Wo ist der Vorteil des Aufwandes?

Der entscheidende Schritt (gegenüber Deutschland) ist, dass der Krankenhausarzt die Rezepte ausfüllen und die ambulante Therapie bestimmen darf.
Ob er das per mail oder Papier macht, ist zunächst mal egal - in Deutschland müssen geschätzte 50% der empfohlenen Medikation abgeändert werden, weil die Kliniker keine Ahnung von den ambulanten Bedingungen (und den Regressfallen) haben.
Für die oben beschriebenen Situationen scheint mir das eRezept nur dann Vorteile zu bieten, wenn die Medikamente noch extra zubereitet oder bestellt werden müssen. Das ist in Deutschland eher selten nötig - hier könnte der Patient mit einem Papierrezept ohne Probleme die von ihm gewünschte Apotheke ansteuern.
Fazit: ein eRezept ist in Deutschland keine Verbesserung, sondern nur eine zusätzliche Fehlerquelle.
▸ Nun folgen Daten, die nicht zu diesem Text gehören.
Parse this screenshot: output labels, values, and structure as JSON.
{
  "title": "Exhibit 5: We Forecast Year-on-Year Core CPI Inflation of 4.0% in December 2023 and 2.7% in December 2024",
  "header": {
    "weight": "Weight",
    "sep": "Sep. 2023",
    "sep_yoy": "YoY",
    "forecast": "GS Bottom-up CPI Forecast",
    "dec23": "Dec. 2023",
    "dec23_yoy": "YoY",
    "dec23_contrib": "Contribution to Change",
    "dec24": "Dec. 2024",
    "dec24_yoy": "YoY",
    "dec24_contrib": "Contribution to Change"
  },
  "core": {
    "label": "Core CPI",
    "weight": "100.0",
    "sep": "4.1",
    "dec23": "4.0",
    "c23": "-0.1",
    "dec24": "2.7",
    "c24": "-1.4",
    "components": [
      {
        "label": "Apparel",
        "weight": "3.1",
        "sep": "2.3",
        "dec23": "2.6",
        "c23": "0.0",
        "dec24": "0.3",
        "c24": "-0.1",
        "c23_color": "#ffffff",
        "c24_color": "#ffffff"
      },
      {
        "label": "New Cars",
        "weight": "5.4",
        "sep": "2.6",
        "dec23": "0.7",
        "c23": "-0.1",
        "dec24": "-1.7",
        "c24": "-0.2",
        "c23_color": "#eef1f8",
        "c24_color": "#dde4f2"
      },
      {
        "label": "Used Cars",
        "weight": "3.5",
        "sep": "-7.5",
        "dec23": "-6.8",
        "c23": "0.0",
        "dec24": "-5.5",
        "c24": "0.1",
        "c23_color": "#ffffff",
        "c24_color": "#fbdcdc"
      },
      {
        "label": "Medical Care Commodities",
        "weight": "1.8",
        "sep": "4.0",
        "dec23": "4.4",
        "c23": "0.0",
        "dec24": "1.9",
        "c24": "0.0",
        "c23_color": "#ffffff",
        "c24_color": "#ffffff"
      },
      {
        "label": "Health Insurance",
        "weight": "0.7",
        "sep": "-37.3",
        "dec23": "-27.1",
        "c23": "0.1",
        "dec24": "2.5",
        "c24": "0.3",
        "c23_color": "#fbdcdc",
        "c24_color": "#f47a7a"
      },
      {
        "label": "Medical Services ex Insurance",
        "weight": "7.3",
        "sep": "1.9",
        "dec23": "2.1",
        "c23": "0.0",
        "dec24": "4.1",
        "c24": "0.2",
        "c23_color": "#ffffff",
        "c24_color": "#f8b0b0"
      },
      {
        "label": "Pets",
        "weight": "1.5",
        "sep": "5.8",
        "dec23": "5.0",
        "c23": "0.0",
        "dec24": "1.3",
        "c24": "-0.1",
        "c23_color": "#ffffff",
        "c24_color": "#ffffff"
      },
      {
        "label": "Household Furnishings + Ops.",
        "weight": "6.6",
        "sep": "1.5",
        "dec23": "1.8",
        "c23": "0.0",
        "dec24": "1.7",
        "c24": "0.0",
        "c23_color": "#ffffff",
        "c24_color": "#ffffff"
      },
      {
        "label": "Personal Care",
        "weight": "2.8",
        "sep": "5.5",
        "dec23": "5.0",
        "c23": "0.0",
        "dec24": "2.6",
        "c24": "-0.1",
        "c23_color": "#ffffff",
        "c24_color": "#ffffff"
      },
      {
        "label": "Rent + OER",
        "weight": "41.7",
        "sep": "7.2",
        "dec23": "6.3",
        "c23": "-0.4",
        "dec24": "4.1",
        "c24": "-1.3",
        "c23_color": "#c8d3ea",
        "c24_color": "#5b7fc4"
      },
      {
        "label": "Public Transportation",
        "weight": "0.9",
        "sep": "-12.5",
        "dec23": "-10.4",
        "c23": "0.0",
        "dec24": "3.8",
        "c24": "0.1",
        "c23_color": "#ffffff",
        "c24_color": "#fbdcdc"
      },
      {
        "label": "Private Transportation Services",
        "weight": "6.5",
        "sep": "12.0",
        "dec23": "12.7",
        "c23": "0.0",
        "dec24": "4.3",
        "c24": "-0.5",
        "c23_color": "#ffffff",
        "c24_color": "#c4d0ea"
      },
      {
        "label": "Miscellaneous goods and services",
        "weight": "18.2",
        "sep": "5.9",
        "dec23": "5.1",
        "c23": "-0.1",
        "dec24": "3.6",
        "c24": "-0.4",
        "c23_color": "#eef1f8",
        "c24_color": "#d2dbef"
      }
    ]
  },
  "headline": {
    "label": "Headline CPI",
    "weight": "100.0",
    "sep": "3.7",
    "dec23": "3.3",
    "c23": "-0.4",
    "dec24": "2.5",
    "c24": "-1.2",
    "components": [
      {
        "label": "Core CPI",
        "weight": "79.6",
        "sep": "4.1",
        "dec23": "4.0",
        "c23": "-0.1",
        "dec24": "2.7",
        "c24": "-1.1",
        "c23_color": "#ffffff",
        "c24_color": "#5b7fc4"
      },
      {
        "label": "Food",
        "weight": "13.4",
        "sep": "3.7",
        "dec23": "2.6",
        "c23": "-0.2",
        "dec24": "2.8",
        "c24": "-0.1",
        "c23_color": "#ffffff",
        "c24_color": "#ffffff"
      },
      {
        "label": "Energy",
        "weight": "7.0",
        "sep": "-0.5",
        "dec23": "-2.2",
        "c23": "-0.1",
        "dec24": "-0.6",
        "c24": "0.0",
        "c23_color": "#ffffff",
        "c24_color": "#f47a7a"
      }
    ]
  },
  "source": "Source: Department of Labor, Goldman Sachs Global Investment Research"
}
Neu und teuer ist nicht automatisch besser.
Avatar #93878
stapff
am Donnerstag, 7. Juni 2012, 21:05

Und dann kommt ja noch dazu...

...dass die meisten Medikamente in US Apotheken noch speziell für den Patienten in Döschen abgefüllt werden, was Wartezeit oder einen zweiten Besuch in der Apotheke erfordert (zum Abholen). In diesem antiquierten Prozess ist das elektronische Rezept ein kaum wahrnehmbarer Fortschritt. Es ist ja eigentlich fast nichts anderes als praktisch eine e-Mail vom Krankenhaus an eine spezifische Apotheke.
Alles ist heute online möglich, Überweisungen, Aktien kaufen, zum Flug einchecken, Geldabheben mit Chipkarte an jeder Strassenecke - nur das Gesundsheitswesen ist eben ein paar Jahrzehnte hinter dem technisch möglichen. In USA und in Deutschland!